Tuesday, November 30, 2010

novelty, once more

There have been some interesting reflections recently on the advantages and disadvantages of the blog as a medium for literary criticism and reflection: see here, here, and here.
I have mixed feelings on these points. On the one hand, since blogs tend to be personal, non-professional, and unpaid, they ought to be ideal venues for people to reflect on whatever they happen to be reading, whether it's brand-new or only new to them — or not even new to them: over at Tor.com there is a long-running blog series on re-reading Robert Jordan's Wheel of Time series, which I think I have mentioned before in these pages. I'm pretty sure I've also mentioned group reading/blogging projects like Crooked Timber's MiĆ©ville Seminar and the Valve's Book Events, like the one on Theory's Empire.
But there is not nearly enough of this kind of thing online, and I blame, as I have so often blamed in the past, blog architecture itself, with its relentless emphasis on novelty and (relative) brevity. We need to fight against this — I need to fight against it. Why shouldn't I spend a month blogging my way through a big old book? Maybe someday I will. . . .


  1. Also at Tor, this blog re-reading the Lord of the Rings is fantastic and the discussion in the comments is even better:


  2. That's fantastic, Michael — somehow I hadn't seen that!

  3. Regarding the "blog architecture": How does the medium emphasize novelty?
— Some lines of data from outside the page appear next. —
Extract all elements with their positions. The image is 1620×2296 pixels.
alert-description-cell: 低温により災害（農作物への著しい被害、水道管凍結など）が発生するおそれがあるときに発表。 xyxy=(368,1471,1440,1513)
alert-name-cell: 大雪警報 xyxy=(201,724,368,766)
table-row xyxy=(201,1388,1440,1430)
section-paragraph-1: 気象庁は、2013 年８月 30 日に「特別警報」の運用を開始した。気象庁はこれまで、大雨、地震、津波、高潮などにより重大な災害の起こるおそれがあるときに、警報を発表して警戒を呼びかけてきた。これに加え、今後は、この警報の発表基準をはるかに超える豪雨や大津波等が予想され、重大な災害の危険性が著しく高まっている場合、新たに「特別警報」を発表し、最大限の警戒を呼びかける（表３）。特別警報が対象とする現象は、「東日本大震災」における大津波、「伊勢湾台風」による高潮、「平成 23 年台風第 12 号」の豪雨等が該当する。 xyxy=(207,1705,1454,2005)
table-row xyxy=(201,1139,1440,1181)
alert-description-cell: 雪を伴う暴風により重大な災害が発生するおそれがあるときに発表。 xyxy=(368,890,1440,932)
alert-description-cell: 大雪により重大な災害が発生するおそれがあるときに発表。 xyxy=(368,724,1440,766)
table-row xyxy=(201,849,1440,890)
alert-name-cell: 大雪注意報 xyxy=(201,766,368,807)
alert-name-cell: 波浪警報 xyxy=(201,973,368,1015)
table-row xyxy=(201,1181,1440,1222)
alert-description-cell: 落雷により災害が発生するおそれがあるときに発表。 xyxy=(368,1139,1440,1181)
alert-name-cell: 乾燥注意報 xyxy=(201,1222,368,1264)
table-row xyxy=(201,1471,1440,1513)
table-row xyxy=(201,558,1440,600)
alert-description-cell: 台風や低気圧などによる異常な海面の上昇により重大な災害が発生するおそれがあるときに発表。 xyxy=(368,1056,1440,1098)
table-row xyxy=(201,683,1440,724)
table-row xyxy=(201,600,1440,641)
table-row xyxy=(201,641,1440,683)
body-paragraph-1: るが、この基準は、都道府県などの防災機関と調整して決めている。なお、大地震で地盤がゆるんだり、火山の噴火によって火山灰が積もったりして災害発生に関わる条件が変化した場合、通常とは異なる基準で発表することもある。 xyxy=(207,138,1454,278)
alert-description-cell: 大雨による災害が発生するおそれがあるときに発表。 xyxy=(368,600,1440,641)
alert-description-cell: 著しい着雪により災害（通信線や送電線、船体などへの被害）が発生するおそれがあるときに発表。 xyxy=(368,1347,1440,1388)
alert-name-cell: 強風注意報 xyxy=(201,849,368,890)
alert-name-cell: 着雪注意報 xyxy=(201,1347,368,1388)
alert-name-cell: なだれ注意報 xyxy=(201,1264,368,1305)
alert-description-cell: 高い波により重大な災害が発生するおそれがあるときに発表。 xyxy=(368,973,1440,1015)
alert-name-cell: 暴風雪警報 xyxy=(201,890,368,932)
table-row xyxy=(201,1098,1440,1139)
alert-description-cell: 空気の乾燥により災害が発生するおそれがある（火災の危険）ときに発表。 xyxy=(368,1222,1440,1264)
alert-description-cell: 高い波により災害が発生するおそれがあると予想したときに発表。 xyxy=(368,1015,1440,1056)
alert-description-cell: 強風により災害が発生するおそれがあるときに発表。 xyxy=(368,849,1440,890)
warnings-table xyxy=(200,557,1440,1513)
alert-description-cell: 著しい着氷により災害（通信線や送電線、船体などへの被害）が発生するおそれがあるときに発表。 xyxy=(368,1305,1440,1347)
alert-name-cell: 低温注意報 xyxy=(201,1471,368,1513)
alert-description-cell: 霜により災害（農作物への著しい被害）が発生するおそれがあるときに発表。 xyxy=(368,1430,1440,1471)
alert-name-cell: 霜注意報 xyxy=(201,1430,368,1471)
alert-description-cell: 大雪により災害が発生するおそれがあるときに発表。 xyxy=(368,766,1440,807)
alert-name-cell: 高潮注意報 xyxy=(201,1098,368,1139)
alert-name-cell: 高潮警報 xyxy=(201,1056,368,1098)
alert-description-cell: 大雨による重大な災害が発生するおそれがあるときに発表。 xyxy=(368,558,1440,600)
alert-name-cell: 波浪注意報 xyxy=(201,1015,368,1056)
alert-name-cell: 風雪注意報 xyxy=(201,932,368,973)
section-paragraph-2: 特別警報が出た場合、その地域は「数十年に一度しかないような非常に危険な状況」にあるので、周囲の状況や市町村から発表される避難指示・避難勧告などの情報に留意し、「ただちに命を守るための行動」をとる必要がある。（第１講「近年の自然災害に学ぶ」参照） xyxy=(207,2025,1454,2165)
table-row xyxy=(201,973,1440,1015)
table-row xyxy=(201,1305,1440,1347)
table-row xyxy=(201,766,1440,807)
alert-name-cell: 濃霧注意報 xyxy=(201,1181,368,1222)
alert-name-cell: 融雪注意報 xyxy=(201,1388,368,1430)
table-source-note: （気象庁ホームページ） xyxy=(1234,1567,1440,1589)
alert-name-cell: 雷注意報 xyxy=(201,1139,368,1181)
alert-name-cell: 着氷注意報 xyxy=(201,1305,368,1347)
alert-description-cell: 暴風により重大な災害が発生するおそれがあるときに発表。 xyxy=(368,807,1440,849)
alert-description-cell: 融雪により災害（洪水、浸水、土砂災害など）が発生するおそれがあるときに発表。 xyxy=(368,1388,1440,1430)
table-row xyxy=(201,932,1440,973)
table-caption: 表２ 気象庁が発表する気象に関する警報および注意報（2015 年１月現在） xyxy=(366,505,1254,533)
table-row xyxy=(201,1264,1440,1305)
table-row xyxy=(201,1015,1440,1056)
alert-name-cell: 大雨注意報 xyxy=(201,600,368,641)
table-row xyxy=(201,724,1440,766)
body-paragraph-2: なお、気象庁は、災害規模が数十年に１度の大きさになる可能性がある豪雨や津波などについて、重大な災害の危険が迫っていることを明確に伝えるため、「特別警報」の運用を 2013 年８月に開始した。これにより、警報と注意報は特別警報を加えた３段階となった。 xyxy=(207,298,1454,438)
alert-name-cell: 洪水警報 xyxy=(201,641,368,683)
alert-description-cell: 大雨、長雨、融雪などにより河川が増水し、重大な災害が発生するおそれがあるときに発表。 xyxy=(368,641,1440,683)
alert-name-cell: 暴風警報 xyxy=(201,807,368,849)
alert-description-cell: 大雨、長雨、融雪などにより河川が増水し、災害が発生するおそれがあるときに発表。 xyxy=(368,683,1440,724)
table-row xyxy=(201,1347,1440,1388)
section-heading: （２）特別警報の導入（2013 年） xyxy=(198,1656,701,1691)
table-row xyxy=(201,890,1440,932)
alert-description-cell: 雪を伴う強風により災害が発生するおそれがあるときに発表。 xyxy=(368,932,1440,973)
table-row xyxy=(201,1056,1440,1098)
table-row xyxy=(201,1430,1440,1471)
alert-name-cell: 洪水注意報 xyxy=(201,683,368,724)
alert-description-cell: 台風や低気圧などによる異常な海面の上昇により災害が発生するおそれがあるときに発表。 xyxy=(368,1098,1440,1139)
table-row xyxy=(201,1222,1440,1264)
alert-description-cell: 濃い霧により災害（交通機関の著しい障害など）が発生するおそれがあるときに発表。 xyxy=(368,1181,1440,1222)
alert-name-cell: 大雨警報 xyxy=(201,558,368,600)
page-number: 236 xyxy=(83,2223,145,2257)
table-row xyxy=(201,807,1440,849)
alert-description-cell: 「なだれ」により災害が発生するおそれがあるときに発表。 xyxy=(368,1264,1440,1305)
Is it, rather, that readers expect this novelty and brevity from this particular form of self-publication? (In other words, if you write because you want people to read your musings ... you better keep it new and short.) Perhaps the typical blog publishing platform is a bit clumsy for an epic, but I think it would support a lengthy critical article.

  4. Regarding the "blog architecture": How does the medium emphasize novelty?

    By always putting the newest content at the top of the first page.